Some have called The Cell reductive of The Silence of the Lambs (1991). I can see it. In many ways, it’s the scene where FBI agent Clarice Starling (Jodie Foster) ambles around the serial murderer Buffalo Bill’s (Ted Levine) pitch-black home trying not to get killed herself writ large. But I found the movie in contrast pruriently magnetic and original, not so much a perversion of a sacred text. And besides: The Silence of the Lambs, inexhaustibly effective as it is, cannot claim to have been the first piece of entertainment to toy with the venturing-into-the-mind-of-a-killer narrative device. (In this case, say that Bill’s house is his psychological world and, for a climactic moment, Starling is just living in it.) The Cell does two things that make it a cut above your characteristic serial-killer-movie fare. It makes its moves with a largely unparalleled bound-to-be-divise sadomasochistic style, which is sort of a cross between H.R. Giger and the more unmoored of Park Chan-wook. It also intelligently asks us, sort of like Alfred Hitchcock’s Psycho (1960), to not necessarily sympathize with its main murderer but to ruminate on the kind of abuse that can lead a person to go from sheep to wolf.  

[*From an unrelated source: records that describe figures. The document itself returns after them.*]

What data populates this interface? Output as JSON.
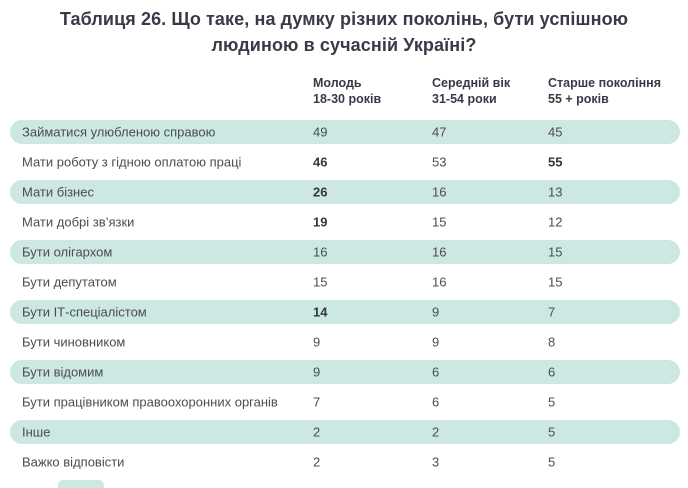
{
  "title": "Таблиця 26. Що таке, на думку різних поколінь, бути успішною людиною в сучасній Україні?",
  "title_lines": [
    "Таблиця 26. Що таке, на думку різних поколінь, бути успішною",
    "людиною в сучасній Україні?"
  ],
  "columns": [
    {
      "label": "Молодь",
      "sublabel": "18-30 років"
    },
    {
      "label": "Середній вік",
      "sublabel": "31-54 роки"
    },
    {
      "label": "Старше покоління",
      "sublabel": "55 + років"
    }
  ],
  "rows": [
    {
      "label": "Займатися улюбленою справою",
      "values": [
        49,
        47,
        45
      ],
      "bold": [
        false,
        false,
        false
      ],
      "highlighted": true
    },
    {
      "label": "Мати роботу з гідною оплатою праці",
      "values": [
        46,
        53,
        55
      ],
      "bold": [
        true,
        false,
        true
      ],
      "highlighted": false
    },
    {
      "label": "Мати бізнес",
      "values": [
        26,
        16,
        13
      ],
      "bold": [
        true,
        false,
        false
      ],
      "highlighted": true
    },
    {
      "label": "Мати добрі зв’язки",
      "values": [
        19,
        15,
        12
      ],
      "bold": [
        true,
        false,
        false
      ],
      "highlighted": false
    },
    {
      "label": "Бути олігархом",
      "values": [
        16,
        16,
        15
      ],
      "bold": [
        false,
        false,
        false
      ],
      "highlighted": true
    },
    {
      "label": "Бути депутатом",
      "values": [
        15,
        16,
        15
      ],
      "bold": [
        false,
        false,
        false
      ],
      "highlighted": false
    },
    {
      "label": "Бути ІТ-спеціалістом",
      "values": [
        14,
        9,
        7
      ],
      "bold": [
        true,
        false,
        false
      ],
      "highlighted": true
    },
    {
      "label": "Бути чиновником",
      "values": [
        9,
        9,
        8
      ],
      "bold": [
        false,
        false,
        false
      ],
      "highlighted": false
    },
    {
      "label": "Бути відомим",
      "values": [
        9,
        6,
        6
      ],
      "bold": [
        false,
        false,
        false
      ],
      "highlighted": true
    },
    {
      "label": "Бути працівником правоохоронних органів",
      "values": [
        7,
        6,
        5
      ],
      "bold": [
        false,
        false,
        false
      ],
      "highlighted": false
    },
    {
      "label": "Інше",
      "values": [
        2,
        2,
        5
      ],
      "bold": [
        false,
        false,
        false
      ],
      "highlighted": true
    },
    {
      "label": "Важко відповісти",
      "values": [
        2,
        3,
        5
      ],
      "bold": [
        false,
        false,
        false
      ],
      "highlighted": false
    }
  ],
  "colors": {
    "highlight": "#cde7e3",
    "title_text": "#383b47",
    "body_text": "#4a4d56",
    "bold_text": "#343741"
  },
  "chart_data": {
    "type": "table",
    "title": "Таблиця 26. Що таке, на думку різних поколінь, бути успішною людиною в сучасній Україні?",
    "categories": [
      "Займатися улюбленою справою",
      "Мати роботу з гідною оплатою праці",
      "Мати бізнес",
      "Мати добрі зв’язки",
      "Бути олігархом",
      "Бути депутатом",
      "Бути ІТ-спеціалістом",
      "Бути чиновником",
      "Бути відомим",
      "Бути працівником правоохоронних органів",
      "Інше",
      "Важко відповісти"
    ],
    "series": [
      {
        "name": "Молодь 18-30 років",
        "values": [
          49,
          46,
          26,
          19,
          16,
          15,
          14,
          9,
          9,
          7,
          2,
          2
        ]
      },
      {
        "name": "Середній вік 31-54 роки",
        "values": [
          47,
          53,
          16,
          15,
          16,
          16,
          9,
          9,
          6,
          6,
          2,
          3
        ]
      },
      {
        "name": "Старше покоління 55 + років",
        "values": [
          45,
          55,
          13,
          12,
          15,
          15,
          7,
          8,
          6,
          5,
          5,
          5
        ]
      }
    ]
  }
}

Some, too, have thrust on The Cell the pejorative style-over-substance label. I can’t say the classification’s wrong, but with the film it’s clear that style was always supposed to be the priority: once we start slinking inside the mind of Stargher, the movie becomes a slide show — and a fascinating one at that — of concurrent Barbie Nightmare House and glamorous Satanic imagery. I loved, with an admittedly twisted fascination, the boldness of Singh’s images and how he presented them: the way he connects ornate, circus-inspired costuming with the furniture and filigree; the purposeful choppiness of the editing, which at first seems the result of amateurish filmmaking but after a while reveals itself to be a smart implementation of nightmare posturing. 

The movie doesn’t altogether give the characters inner lives. But the built-in urgency of the narrative, combined with the daring of the film’s look, kept me engrossed. We’re being hungrily grabbed in all directions. Not just sensually and psychologically but also by the race-against-time premise, and the simultaneously gorgeous and I-want-to-look-away-but-can’t looniness of the images. In movies so steeped in style, the actors might get swallowed whole — and if that doesn’t happen to them, they’re likely to become little more than decorations. But Lopez and Vince Vaughn, who plays the FBI agent who assists Deane, surprisingly fit. Initially they seemed too commercial of actors for a movie trying to bring the arthouse into the mainstream. But then that seems exactly the point. No one is anything other than a fish out of water when creeping about in the mind of a serial killer, or sauntering in Singh’s world for that matter.

The Cell works well mostly because of its constant tug-of-war of wrongness and, in a failure of articulation on my part, rightness. Its dedication to its imagery is primed to feel masturbatory. But Singh, like the best of cinematic stylists, is always in command of his craft, never too indulgent in what he’s offering. He has such confidence in what he does that you get enraptured, eager to see what he does next.